When my small community in the Mission District of San Francisco prays, we too often hear gunshots just outside our walls. Living among the urban poor, we pray for the courage of pilgrim sandals. When we counteract fear and violence in our neighborhood by creating community, we do so in humble pilgrim sandals. How else? And when we educate immigrants, so they become their own agents, it is pilgrim sandals that carry us. 

Humble—and Dangerous

What a beautiful tradition it is to celebrate a Jubilee every 25 years. But how can this Jubilee allow us, in Jesus’ name, to prophetically proclaim a year of grace for the whole world? Having Boniface III’s political interest in mind, one might ask how the 2025 Jubilee reflects not self-serving interests but, in the words of the Old Testament scholar Helen Graham, M.M., the spirit found in the Gospel of Luke of “inter-human justice”? 

Another question: How can we be more inclusive in our celebration of Jubilee? The instructions for Jubilee pilgrims this year have been in Polish, Italian, Spanish, French and English but not in German (which caught my attention as a German missionary sister to the United States) nor in Swahili, Zulu, Vietnamese, Korean, Chinese or any other African or Asian language. 

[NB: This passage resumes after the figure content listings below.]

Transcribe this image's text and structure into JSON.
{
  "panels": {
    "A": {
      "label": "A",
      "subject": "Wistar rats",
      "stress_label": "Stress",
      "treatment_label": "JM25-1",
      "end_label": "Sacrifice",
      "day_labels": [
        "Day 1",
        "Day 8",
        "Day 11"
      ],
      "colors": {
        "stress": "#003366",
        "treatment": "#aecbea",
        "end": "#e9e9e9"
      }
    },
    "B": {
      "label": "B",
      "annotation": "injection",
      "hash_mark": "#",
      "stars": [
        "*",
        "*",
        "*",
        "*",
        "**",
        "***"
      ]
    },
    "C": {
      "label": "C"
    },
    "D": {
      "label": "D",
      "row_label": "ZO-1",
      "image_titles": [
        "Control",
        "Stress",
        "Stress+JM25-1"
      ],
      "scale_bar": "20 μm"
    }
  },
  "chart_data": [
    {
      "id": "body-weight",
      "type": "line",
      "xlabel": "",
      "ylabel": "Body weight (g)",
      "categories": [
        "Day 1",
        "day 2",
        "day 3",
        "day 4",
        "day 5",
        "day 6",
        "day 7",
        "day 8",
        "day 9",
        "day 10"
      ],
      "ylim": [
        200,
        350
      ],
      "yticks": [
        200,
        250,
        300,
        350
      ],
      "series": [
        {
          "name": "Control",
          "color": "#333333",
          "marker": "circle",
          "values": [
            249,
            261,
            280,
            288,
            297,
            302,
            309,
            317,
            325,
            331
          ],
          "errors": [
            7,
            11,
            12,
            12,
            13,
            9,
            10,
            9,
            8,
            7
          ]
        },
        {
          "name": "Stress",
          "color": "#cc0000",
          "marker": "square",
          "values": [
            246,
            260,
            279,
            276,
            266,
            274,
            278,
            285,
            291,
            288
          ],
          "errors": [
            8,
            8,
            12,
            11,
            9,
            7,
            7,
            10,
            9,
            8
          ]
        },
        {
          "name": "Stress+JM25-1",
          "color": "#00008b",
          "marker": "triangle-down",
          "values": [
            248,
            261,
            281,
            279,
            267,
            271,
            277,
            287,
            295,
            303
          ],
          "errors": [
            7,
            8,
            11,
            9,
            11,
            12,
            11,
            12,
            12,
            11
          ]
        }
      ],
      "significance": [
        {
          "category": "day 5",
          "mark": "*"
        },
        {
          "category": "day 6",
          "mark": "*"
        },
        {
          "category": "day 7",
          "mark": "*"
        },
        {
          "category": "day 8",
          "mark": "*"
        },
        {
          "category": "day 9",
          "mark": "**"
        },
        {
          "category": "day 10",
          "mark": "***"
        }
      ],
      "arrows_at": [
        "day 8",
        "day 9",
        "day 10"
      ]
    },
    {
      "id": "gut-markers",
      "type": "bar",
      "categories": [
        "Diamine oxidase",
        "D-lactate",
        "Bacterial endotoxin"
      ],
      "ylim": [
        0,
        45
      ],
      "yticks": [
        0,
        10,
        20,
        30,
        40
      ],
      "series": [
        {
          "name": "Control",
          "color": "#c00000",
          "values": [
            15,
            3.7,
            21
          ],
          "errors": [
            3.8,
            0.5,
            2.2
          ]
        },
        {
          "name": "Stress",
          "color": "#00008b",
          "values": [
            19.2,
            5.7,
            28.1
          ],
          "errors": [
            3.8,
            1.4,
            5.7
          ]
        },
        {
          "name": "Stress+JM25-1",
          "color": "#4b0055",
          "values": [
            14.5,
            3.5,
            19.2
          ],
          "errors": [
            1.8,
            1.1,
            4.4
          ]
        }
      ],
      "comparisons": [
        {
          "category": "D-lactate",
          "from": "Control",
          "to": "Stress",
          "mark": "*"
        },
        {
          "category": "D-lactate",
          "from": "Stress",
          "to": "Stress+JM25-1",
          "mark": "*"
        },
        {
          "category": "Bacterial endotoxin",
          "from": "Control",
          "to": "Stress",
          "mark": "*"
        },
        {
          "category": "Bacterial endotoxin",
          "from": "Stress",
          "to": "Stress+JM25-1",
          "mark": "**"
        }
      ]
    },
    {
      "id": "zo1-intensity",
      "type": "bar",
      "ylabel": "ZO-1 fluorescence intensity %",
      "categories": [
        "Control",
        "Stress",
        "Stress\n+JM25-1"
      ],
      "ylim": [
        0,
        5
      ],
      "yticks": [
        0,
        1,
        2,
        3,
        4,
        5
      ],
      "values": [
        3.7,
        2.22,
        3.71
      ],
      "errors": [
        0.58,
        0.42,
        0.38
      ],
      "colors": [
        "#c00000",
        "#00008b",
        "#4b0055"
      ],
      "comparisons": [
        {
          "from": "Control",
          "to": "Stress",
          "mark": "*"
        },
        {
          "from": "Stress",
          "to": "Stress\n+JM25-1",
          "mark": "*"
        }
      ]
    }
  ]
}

Our church urgently needs a Jubilee. Our world desperately needs a Jubilee! Each month throughout 2025, the church has welcomed a specific Catholic pilgrim group to Rome as part of the Jubilee of 2025. However, is that the goal of Jubilee? To separate us into affinity groups? Tightly separating the religious from the priest and seminarians and the entrepreneurs and evangelization? Keeping close boundaries on who belongs and who does not? Does this separation foster a church drilling its identity into unmovable safety, instead of actually listening to the voices mentioned above? 

Is there a possibility in these remaining months of the Jubilee of 2025 to echo Isaiah and Jesus in the proclamation of a precarious and dangerous sabbath-jubilee? Such a celebration might be neither self-congratulatory nor victorious but self-critical and prophetic—so as to show the world the humility that is so desperately needed in a world drunken with devil-speed blood and foam. The world needs pilgrim sandals more urgently in 2025 than ever before. Please, let us choose them.

Editor’s note: “A Traveler,” by Denise Levertov, from A Door in the Hive, copyright ©1989 by Denise Levertov, is reprinted by permission of New Directions Publishing Corp.

Julia D. E. Prinz, V.D.M.F., is a German Verbum Dei sister, working in the San Francisco Bay Area and the San Joaquin Valley with migrant populations.